Her "blonde bombshell" image had also suffered with Monroe's passing in 1962.

After a two-year hiatus from movie-making and then the failure of her "comeback" in the campy "The Legend of Lylah Clare"--Novak saw the handwriting on the wall. Her work would become infrequent, but at the same time, extremely effective. (Consider "The Mirror Crack'd.") And for all the distance she kept from most major films, she still had ambition.

This was shattered, however, after her 1991 experience with director Mike Figgis on "Liebestraum." Kim Novak breaks down recalling that debacle. (And she was cut from most of the film.) It is unlikely she will give anybody the opportunity to hurt her in this manner again.

Today, Kim Novak lives in Oregon with her veterinarian hubby of many years, her animals, her art and she is a sensitive painter. She seems content.

She is happy to be remembered so fondly. She is proud of her best films. She is genuinely moved to tell her story her way!

• And our dear highly-respected friend Robert Osborne seems quite swept away by Kim Novak. His studio audience gave her a tumultuous ovation.

Kim remarked that she wasn't much of a "fighter" in the matter of her career and some aspects of her personal life. Fighting is okay; it works for many actors. But Miss Novak got off the battlefield before the war was lost.

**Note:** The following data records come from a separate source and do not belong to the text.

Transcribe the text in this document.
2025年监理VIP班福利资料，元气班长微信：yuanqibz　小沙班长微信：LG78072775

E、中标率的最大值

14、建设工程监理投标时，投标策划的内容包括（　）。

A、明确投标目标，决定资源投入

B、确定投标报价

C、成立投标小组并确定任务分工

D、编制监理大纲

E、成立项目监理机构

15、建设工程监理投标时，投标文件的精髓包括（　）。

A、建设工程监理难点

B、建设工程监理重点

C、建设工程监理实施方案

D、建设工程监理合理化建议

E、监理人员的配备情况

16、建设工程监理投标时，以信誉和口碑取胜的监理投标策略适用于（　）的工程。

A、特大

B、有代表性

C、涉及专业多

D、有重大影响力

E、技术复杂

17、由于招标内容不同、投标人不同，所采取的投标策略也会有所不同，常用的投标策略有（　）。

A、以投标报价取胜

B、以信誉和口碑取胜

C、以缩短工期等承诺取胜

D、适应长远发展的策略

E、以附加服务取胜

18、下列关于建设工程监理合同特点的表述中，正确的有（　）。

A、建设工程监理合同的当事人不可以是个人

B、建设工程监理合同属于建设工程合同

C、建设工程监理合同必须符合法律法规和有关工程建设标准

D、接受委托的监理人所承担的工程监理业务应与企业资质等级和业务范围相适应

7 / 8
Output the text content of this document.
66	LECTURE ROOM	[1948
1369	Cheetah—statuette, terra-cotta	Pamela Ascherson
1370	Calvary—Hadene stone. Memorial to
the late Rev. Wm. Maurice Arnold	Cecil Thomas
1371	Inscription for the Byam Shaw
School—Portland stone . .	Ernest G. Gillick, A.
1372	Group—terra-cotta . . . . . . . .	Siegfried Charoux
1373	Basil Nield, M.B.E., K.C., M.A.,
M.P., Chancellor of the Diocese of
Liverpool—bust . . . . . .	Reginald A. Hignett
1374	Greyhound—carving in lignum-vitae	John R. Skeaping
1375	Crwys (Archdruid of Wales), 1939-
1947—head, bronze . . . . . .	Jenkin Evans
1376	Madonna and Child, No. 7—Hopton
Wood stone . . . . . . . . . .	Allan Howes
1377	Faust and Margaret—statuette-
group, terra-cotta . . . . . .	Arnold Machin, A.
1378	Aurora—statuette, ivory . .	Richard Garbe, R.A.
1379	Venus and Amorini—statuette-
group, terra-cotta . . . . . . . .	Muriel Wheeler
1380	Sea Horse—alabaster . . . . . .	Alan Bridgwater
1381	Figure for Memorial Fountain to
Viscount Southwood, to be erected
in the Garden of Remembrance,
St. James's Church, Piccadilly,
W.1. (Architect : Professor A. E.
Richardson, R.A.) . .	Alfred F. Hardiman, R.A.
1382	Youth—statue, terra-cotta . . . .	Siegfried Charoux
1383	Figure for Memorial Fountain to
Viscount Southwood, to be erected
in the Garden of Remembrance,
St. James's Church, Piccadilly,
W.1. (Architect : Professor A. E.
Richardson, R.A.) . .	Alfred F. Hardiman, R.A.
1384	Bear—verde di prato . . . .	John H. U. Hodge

I was struck by columnist Frank Bruni's analysis of Pope Francis in his last Sunday column. Then, Bruni verged off into human beings in general and the human failing for self-aggrandizement. He wrote:

• "Politics is most depressing of all. It rewards braggerts and bullies, who muscle their way onto center stage with the crazy certainty that they and only they are right; while we in the electorate and the news media lack the fortitude to shut them up or shoo them away. They disgust but divert us, or at a minimum wear us down. Maybe we get the showboats we deserve."

• And, the most amazing thing I read were the words of Iran's former agriculture expert, Isa Kalantari. He cautioned that it wasn't the U.S. or Israel who are Iran's worst bugaboos. He offered this thought: "In 30 years, Iran will be (like) a ghost town. Forty-five million Iranians will have to live with uncertain circumstances because the droughts and lack of ground water will have made both Iran and Egypt uninhabitable."

• You might want to call the Lighthouse because on October 1st, I am going to be emceeing the annual big lunch there at the Metropolitan Club and I'll be introducing the wonderful biographer Jon Meacham and he'll be introducing the Lighthouse honoree for the Henry Grunwald award. None other than Dr. Henry Kissinger.